This is as close as he would get to coming out of his burrow while I was there.
There were hundreds of birds on the eastern side of the Bank Street Bridge. The amount of open water had increased, and there were dozens of Ring-billed Gulls and Canada Geese hanging out with the mallards and black ducks. A male and female Common Merganser and a single male Common Goldeneye were diving in the middle of the river.
I noticed this unusual duck sitting on the ice with a female mallard. He was fairly dark with a striking white bib. At first I thought it was an aberrant black duck, but the bill is dark gray and the head is uniform in colour.

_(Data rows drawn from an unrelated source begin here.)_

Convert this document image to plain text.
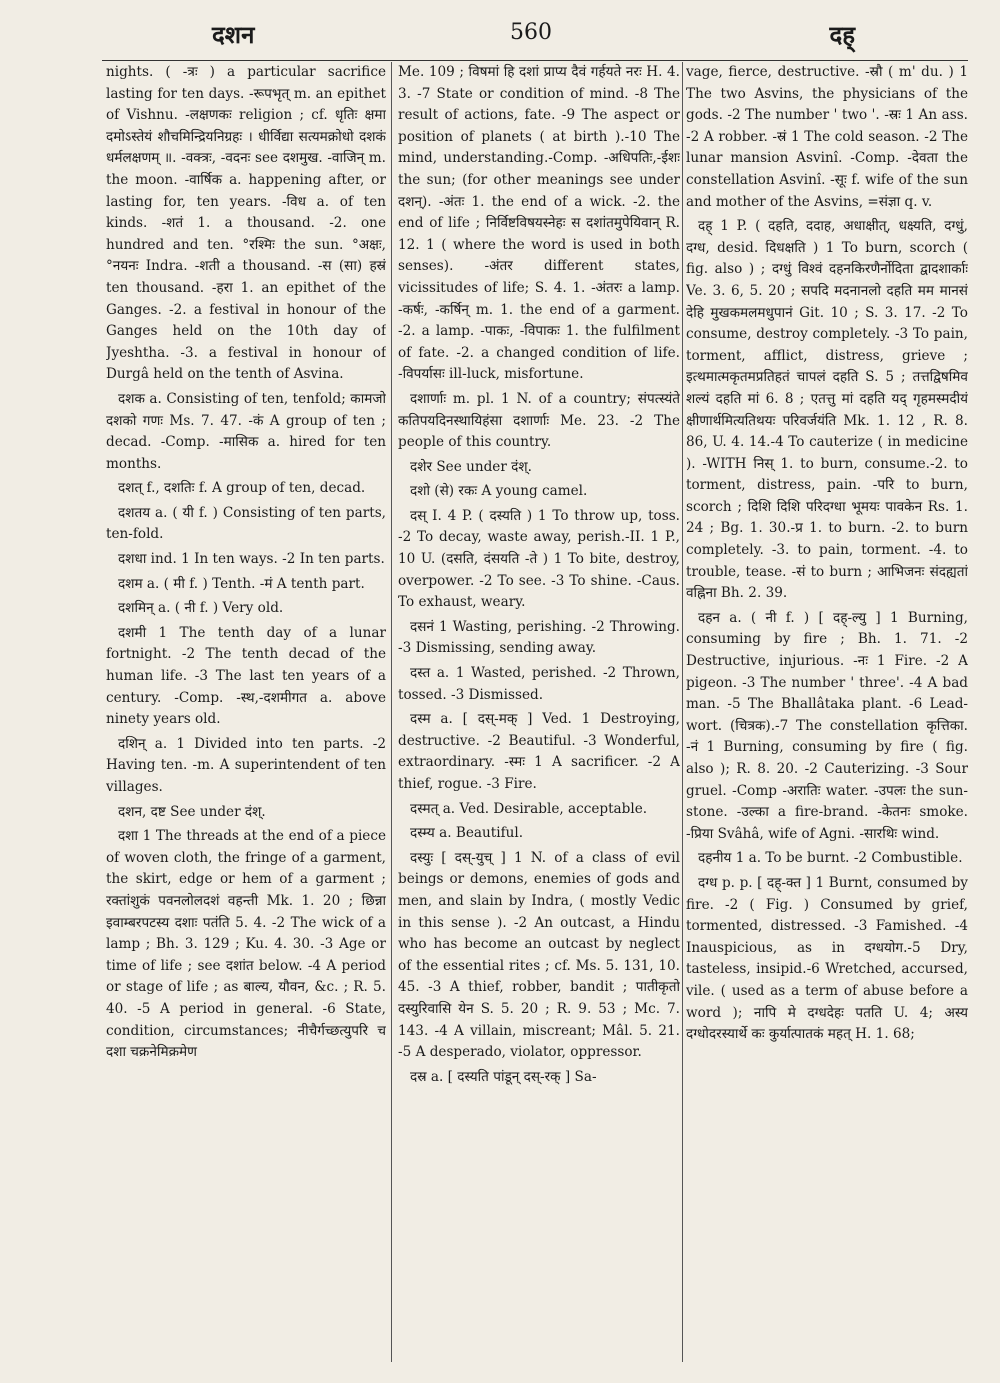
दशन	560	दह्

nights. ( -त्रः ) a particular sacrifice lasting for ten days. -रूपभृत् m. an epithet of Vishnu. -लक्षणकः religion ; cf. धृतिः क्षमा दमोऽस्तेयं शौचमिन्द्रियनिग्रहः । धीर्विद्या सत्यमक्रोधो दशकं धर्मलक्षणम् ॥. -वक्त्रः, -वदनः see दशमुख. -वाजिन् m. the moon. -वार्षिक a. happening after, or lasting for, ten years. -विध a. of ten kinds. -शतं 1. a thousand. -2. one hundred and ten. °रश्मिः the sun. °अक्षः, °नयनः Indra. -शती a thousand. -स (सा) हस्रं ten thousand. -हरा 1. an epithet of the Ganges. -2. a festival in honour of the Ganges held on the 10th day of Jyeshtha. -3. a festival in honour of Durgâ held on the tenth of Asvina.

दशक a. Consisting of ten, tenfold; कामजो दशको गणः Ms. 7. 47. -कं A group of ten ; decad. -Comp. -मासिक a. hired for ten months.

दशत् f., दशतिः f. A group of ten, decad.

दशतय a. ( यी f. ) Consisting of ten parts, ten-fold.

दशधा ind. 1 In ten ways. -2 In ten parts.

दशम a. ( मी f. ) Tenth. -मं A tenth part.

दशमिन् a. ( नी f. ) Very old.

दशमी 1 The tenth day of a lunar fortnight. -2 The tenth decad of the human life. -3 The last ten years of a century. -Comp. -स्थ,-दशमीगत a. above ninety years old.

दशिन् a. 1 Divided into ten parts. -2 Having ten. -m. A superintendent of ten villages.

दशन, दष्ट See under दंश्.

दशा 1 The threads at the end of a piece of woven cloth, the fringe of a garment, the skirt, edge or hem of a garment ; रक्तांशुकं पवनलोलदशं वहन्ती Mk. 1. 20 ; छिन्ना इवाम्बरपटस्य दशाः पतंति 5. 4. -2 The wick of a lamp ; Bh. 3. 129 ; Ku. 4. 30. -3 Age or time of life ; see दशांत below. -4 A period or stage of life ; as बाल्य, यौवन, &c. ; R. 5. 40. -5 A period in general. -6 State, condition, circumstances; नीचैर्गच्छत्युपरि च दशा चक्रनेमिक्रमेण

Me. 109 ; विषमां हि दशां प्राप्य दैवं गर्हयते नरः H. 4. 3. -7 State or condition of mind. -8 The result of actions, fate. -9 The aspect or position of planets ( at birth ).-10 The mind, understanding.-Comp. -अधिपतिः,-ईशः the sun; (for other meanings see under दशन्). -अंतः 1. the end of a wick. -2. the end of life ; निर्विष्टविषयस्नेहः स दशांतमुपेयिवान् R. 12. 1 ( where the word is used in both senses). -अंतर different states, vicissitudes of life; S. 4. 1. -अंतरः a lamp. -कर्षः, -कर्षिन् m. 1. the end of a garment. -2. a lamp. -पाकः, -विपाकः 1. the fulfilment of fate. -2. a changed condition of life. -विपर्यासः ill-luck, misfortune.

दशार्णाः m. pl. 1 N. of a country; संपत्स्यंते कतिपयदिनस्थायिहंसा दशार्णाः Me. 23. -2 The people of this country.

दशेर See under दंश्.

दशो (से) रकः A young camel.

दस् I. 4 P. ( दस्यति ) 1 To throw up, toss. -2 To decay, waste away, perish.-II. 1 P., 10 U. (दसति, दंसयति -ते ) 1 To bite, destroy, overpower. -2 To see. -3 To shine. -Caus. To exhaust, weary.

दसनं 1 Wasting, perishing. -2 Throwing. -3 Dismissing, sending away.

दस्त a. 1 Wasted, perished. -2 Thrown, tossed. -3 Dismissed.

दस्म a. [ दस्-मक् ] Ved. 1 Destroying, destructive. -2 Beautiful. -3 Wonderful, extraordinary. -स्मः 1 A sacrificer. -2 A thief, rogue. -3 Fire.

दस्मत् a. Ved. Desirable, acceptable.

दस्म्य a. Beautiful.

दस्युः [ दस्-युच् ] 1 N. of a class of evil beings or demons, enemies of gods and men, and slain by Indra, ( mostly Vedic in this sense ). -2 An outcast, a Hindu who has become an outcast by neglect of the essential rites ; cf. Ms. 5. 131, 10. 45. -3 A thief, robber, bandit ; पातीकृतो दस्युरिवासि येन S. 5. 20 ; R. 9. 53 ; Mc. 7. 143. -4 A villain, miscreant; Mâl. 5. 21. -5 A desperado, violator, oppressor.

दस्र a. [ दस्यति पांडून् दस्-रक् ] Sa-

vage, fierce, destructive. -स्रौ ( m' du. ) 1 The two Asvins, the physicians of the gods. -2 The number ' two '. -स्रः 1 An ass. -2 A robber. -स्रं 1 The cold season. -2 The lunar mansion Asvinî. -Comp. -देवता the constellation Asvinî. -सूः f. wife of the sun and mother of the Asvins, =संज्ञा q. v.

दह् 1 P. ( दहति, ददाह, अधाक्षीत्, धक्ष्यति, दग्धुं, दग्ध, desid. दिधक्षति ) 1 To burn, scorch ( fig. also ) ; दग्धुं विश्वं दहनकिरणैर्नोदिता द्वादशार्काः Ve. 3. 6, 5. 20 ; सपदि मदनानलो दहति मम मानसं देहि मुखकमलमधुपानं Git. 10 ; S. 3. 17. -2 To consume, destroy completely. -3 To pain, torment, afflict, distress, grieve ; इत्थमात्मकृतमप्रतिहतं चापलं दहति S. 5 ; तत्तद्विषमिव शल्यं दहति मां 6. 8 ; एतत्तु मां दहति यद् गृहमस्मदीयं क्षीणार्थमित्यतिथयः परिवर्जयंति Mk. 1. 12 , R. 8. 86, U. 4. 14.-4 To cauterize ( in medicine ). -WITH निस् 1. to burn, consume.-2. to torment, distress, pain. -परि to burn, scorch ; दिशि दिशि परिदग्धा भूमयः पावकेन Rs. 1. 24 ; Bg. 1. 30.-प्र 1. to burn. -2. to burn completely. -3. to pain, torment. -4. to trouble, tease. -सं to burn ; आभिजनः संदह्यतां वह्निना Bh. 2. 39.

दहन a. ( नी f. ) [ दह्-ल्यु ] 1 Burning, consuming by fire ; Bh. 1. 71. -2 Destructive, injurious. -नः 1 Fire. -2 A pigeon. -3 The number ' three'. -4 A bad man. -5 The Bhallâtaka plant. -6 Lead-wort. (चित्रक).-7 The constellation कृत्तिका. -नं 1 Burning, consuming by fire ( fig. also ); R. 8. 20. -2 Cauterizing. -3 Sour gruel. -Comp -अरातिः water. -उपलः the sun-stone. -उल्का a fire-brand. -केतनः smoke. -प्रिया Svâhâ, wife of Agni. -सारथिः wind.

दहनीय 1 a. To be burnt. -2 Combustible.

दग्ध p. p. [ दह्-क्त ] 1 Burnt, consumed by fire. -2 ( Fig. ) Consumed by grief, tormented, distressed. -3 Famished. -4 Inauspicious, as in दग्धयोग.-5 Dry, tasteless, insipid.-6 Wretched, accursed, vile. ( used as a term of abuse before a word ); नापि मे दग्धदेहः पतति U. 4; अस्य दग्धोदरस्यार्थे कः कुर्यात्पातकं महत् H. 1. 68;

I didn’t see this bird on any of my previous visits to Billings Bridge, though whether he is a true newcomer or had managed to hide that distinctive white bib all this time is just as much a mystery as his parentage.
Walking east along the river bank I was delighted to come across this beautiful male Wood Duck resting on the ice. It is always thrilling to see the first Wood Duck of spring; the males are so beautiful, with their jewel-like colours and bright red eyes. Wood Ducks nest in cavities in wooded swamps, marshes, streams, beaver ponds, and small lakes; look for them in wet areas with trees or extensive cattails. Unlike most waterfowl, Wood Ducks are often seen flying through woods and are equipped with strong claws that can grip bark and perch on branches. Their broad tail and short, broad wings help make them maneuverable.
When swimming, the head bobs back and forth much like a pigeon’s. Wood Ducks are usually seen in small groups (fewer than 20), keeping apart from other waterfowl. Mud Lake is a terrific place to see these ducks, particularly late in the summer when numerous juveniles have joined the adults.